语音合成 - StepFun 开放平台文档中心

调用 TTS 模型将文本合成为语音，返回音频文件。

请求地址

POST https://api.stepfun.com/v1/audio/speech

Step Plan 场景请使用 POST https://api.stepfun.com/step_plan/v1/audio/speech

请求参数

model string required
需要使用的模型名称，当前支持 step-tts-2 、 step-tts-mini 和 stepaudio-2.5-tts。
step-tts-vivid 模型名称不再推荐使用，但历史用户请求仍会继续支持。
input string required
要生成的文本，最大长度为 1000 个字符。在使用 stepaudio-2.5-tts 时，括号 () 内的内容将作为指令处理默认不发音，如需发音请勿使用括号包裹。
voice string required
生成时使用的音色信息，支持官方音色和开发者自生成音色。
response_format string optional
返回的音频格式，支持 wav、mp3、flac、opus、pcm，默认为 mp3。
speed float optional
语速，取值范围为 0.5~2，默认值 1.0。0.5 表示 0.5 倍速。
volume float optional
音量，取值范围为 0.1~2.0，默认值 1.0。0.1 表示缩小至 10% 音量；2.0 表示扩大至 200% 音量。
text_normalization string optional
文本归一化（Text Normalization）策略，可选值为 standard 和 enhanced，默认值为 standard。缺省（不传该参数）时按 standard 处理，与原有行为保持一致。
- standard：标准归一化，适合实时对话等对时延敏感的场景。
- enhanced：增强归一化，对数字、单位、英文、符号等的读法做更充分的处理，适合长文播报、正式播报等更看重合成效果的场景。
voice_label object optional
音色标签，使用自定义音色时需要传入。language、emotion 和 style 三个字段同一时间只能有一个有值，暂不支持多个组合。
- language string optional
  语言，支持 粤语、四川话、日语 三个选项。
- emotion string optional
  情绪，支持 高兴、生气 等最多 11 个选项，不同模型的支持情况可参考音色标签
- style string optional
  支持最多17种语速或演绎风格，不同模型的支持情况可参考音色标签

注意：stepaudio-2.5-tts 模型不支持该字段，若传入 voice_label 参数会报错。若使用 stepaudio-2.5-tts 模型，请直接使用 instruction 字段或文本内的 () 提示词来控制情绪与风格。其他模型的支持情况可参考音色标签。

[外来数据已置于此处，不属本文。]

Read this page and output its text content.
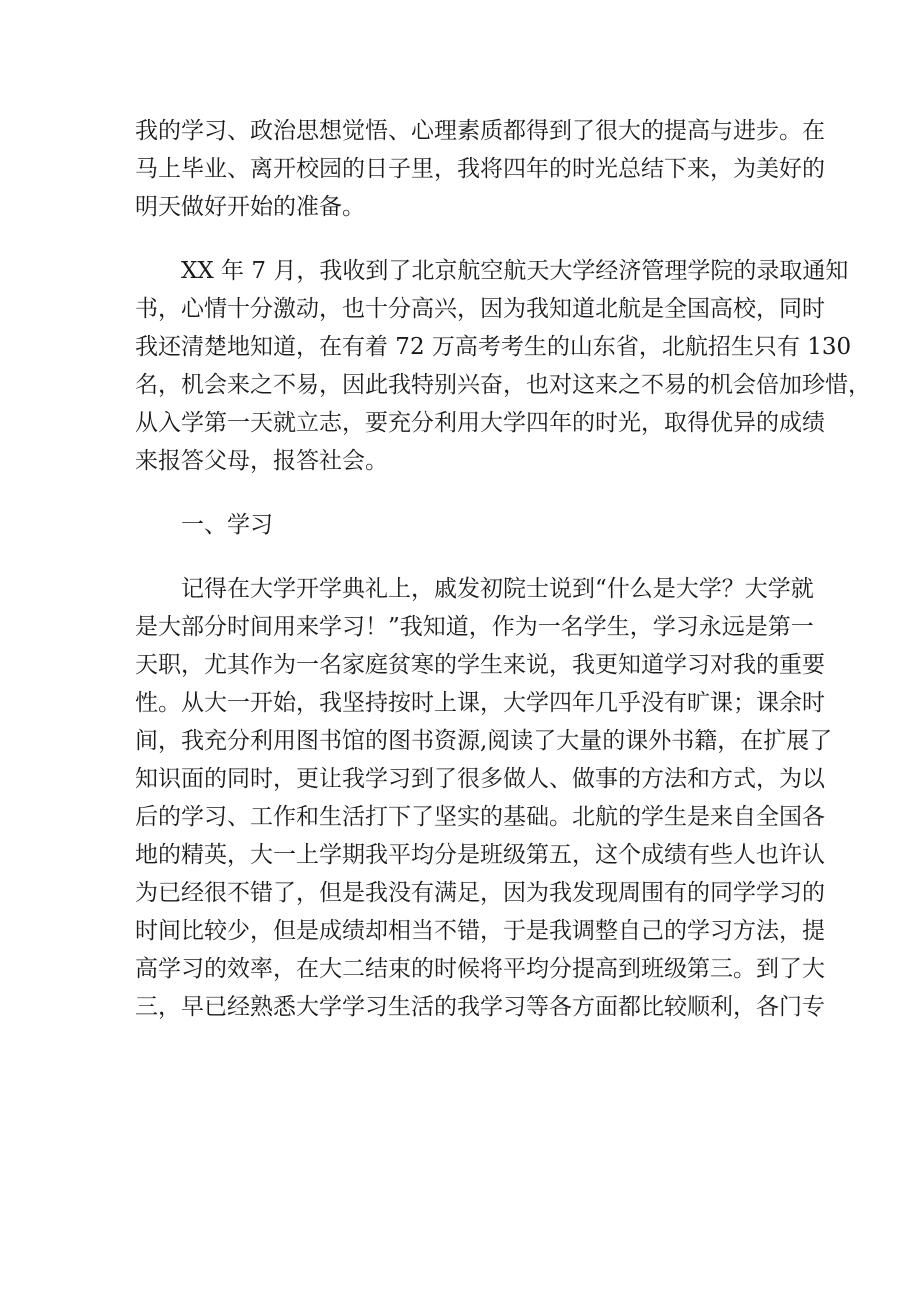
我的学习、政治思想觉悟、心理素质都得到了很大的提高与进步。在
马上毕业、离开校园的日子里，我将四年的时光总结下来，为美好的
明天做好开始的准备。
XX 年 7 月，我收到了北京航空航天大学经济管理学院的录取通知
书，心情十分激动，也十分高兴，因为我知道北航是全国高校，同时
我还清楚地知道，在有着 72 万高考考生的山东省，北航招生只有 130
名，机会来之不易，因此我特别兴奋，也对这来之不易的机会倍加珍惜，
从入学第一天就立志，要充分利用大学四年的时光，取得优异的成绩
来报答父母，报答社会。
一、学习
记得在大学开学典礼上，戚发初院士说到“什么是大学？大学就
是大部分时间用来学习！”我知道，作为一名学生，学习永远是第一
天职，尤其作为一名家庭贫寒的学生来说，我更知道学习对我的重要
性。从大一开始，我坚持按时上课，大学四年几乎没有旷课；课余时
间，我充分利用图书馆的图书资源,阅读了大量的课外书籍，在扩展了
知识面的同时，更让我学习到了很多做人、做事的方法和方式，为以
后的学习、工作和生活打下了坚实的基础。北航的学生是来自全国各
地的精英，大一上学期我平均分是班级第五，这个成绩有些人也许认
为已经很不错了，但是我没有满足，因为我发现周围有的同学学习的
时间比较少，但是成绩却相当不错，于是我调整自己的学习方法，提
高学习的效率，在大二结束的时候将平均分提高到班级第三。到了大
三，早已经熟悉大学学习生活的我学习等各方面都比较顺利，各门专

instruction string optional
全局自然语言指导。仅在使用 stepaudio-2.5-tts 模型时生效，其他模型若传入该参数会报错。用于设定整段音频的全局情绪基调、角色人设等。最大长度限制为 200 个字符。
sample_rate integer optional
采样率，支持 8000、16000、22050、24000、48000 五个选项。默认值为 24000。采样率越高，音质越好，但文件体积也会更大。其中 48000 为最近几次迭代新增的采样率。
pronunciation_map object array optional
定义某个文字或符号注音或发音替换规则，在中文文本中，声调用数字表示：一声为1，二声为2，三声为3，四声为4，轻声为5。
- tone string required
  具体发音映射规则，以“/”隔开，示例：["绯闻/fei1闻","扁舟/偏舟","嫉妒/ji2妒"]
stream_format string optional
流式返回，默认为返回语音，支持值 sse 和 audio,默认为 audio。当传入 sse 时，音频将会以 SSE 的方式返回，数据包格式如下：
data: {"type":"speech.audio.delta","audio":"<BASE64 编码的音频片段>"} data: {"type":"speech.audio.delta","audio":"<BASE64 编码的音频片段>"} data: {"type":"speech.audio.done","audio":""} data: [DONE]
事件类型说明：
- speech.audio.delta：音频数据分片，audio 字段为该分片的 BASE64 编码二进制，拼接所有分片即为完整音频
- speech.audio.done：生成完成，audio 为空字符串
- speech.audio.error：生成过程中出错
markdown_filter bool optional
是否启用 Markdown 过滤。
return_url bool optional
仅对非流式生效，是否以 URL 而不是二进制流的形式返回，URL 12 小时内有效。
timestamp bool optional
词级时间戳（字幕）开关，置为 true 开启。开启后，服务端会返回每个切句的逐词时间轴（毫秒），可用于字幕高亮、卡拉 OK 式跟读、音画对齐等场景。字幕按两种模式投递：非流式需同时设置 return_url=true，字幕随文件 URL 一起返回；流式需设置 stream_format="sse"，字幕以 response.subtitle 事件随音频帧下发。两种模式的响应结构见请求响应。
开启 timestamp 时，必须满足 return_url=true 或 stream_format="sse" 之一。否则（如 stream_format="audio" 的裸音频流，或非流式但未设置 return_url）无法承载字幕，请求返回 HTTP 400：timestamp requires return_url=true or stream_format=sse。

请求响应

默认返回合成的音频文件（二进制流）。开启 timestamp 后，服务端会额外返回每个切句的逐词时间戳（字幕），按投递模式分为两种。词级时间戳的 start_time / end_time 均已累加前序切句时长，可直接用于整段音频定位；服务端会自动按长度对文本切句，较长的文本会被切分为多个切句、每个切句对应一条字幕。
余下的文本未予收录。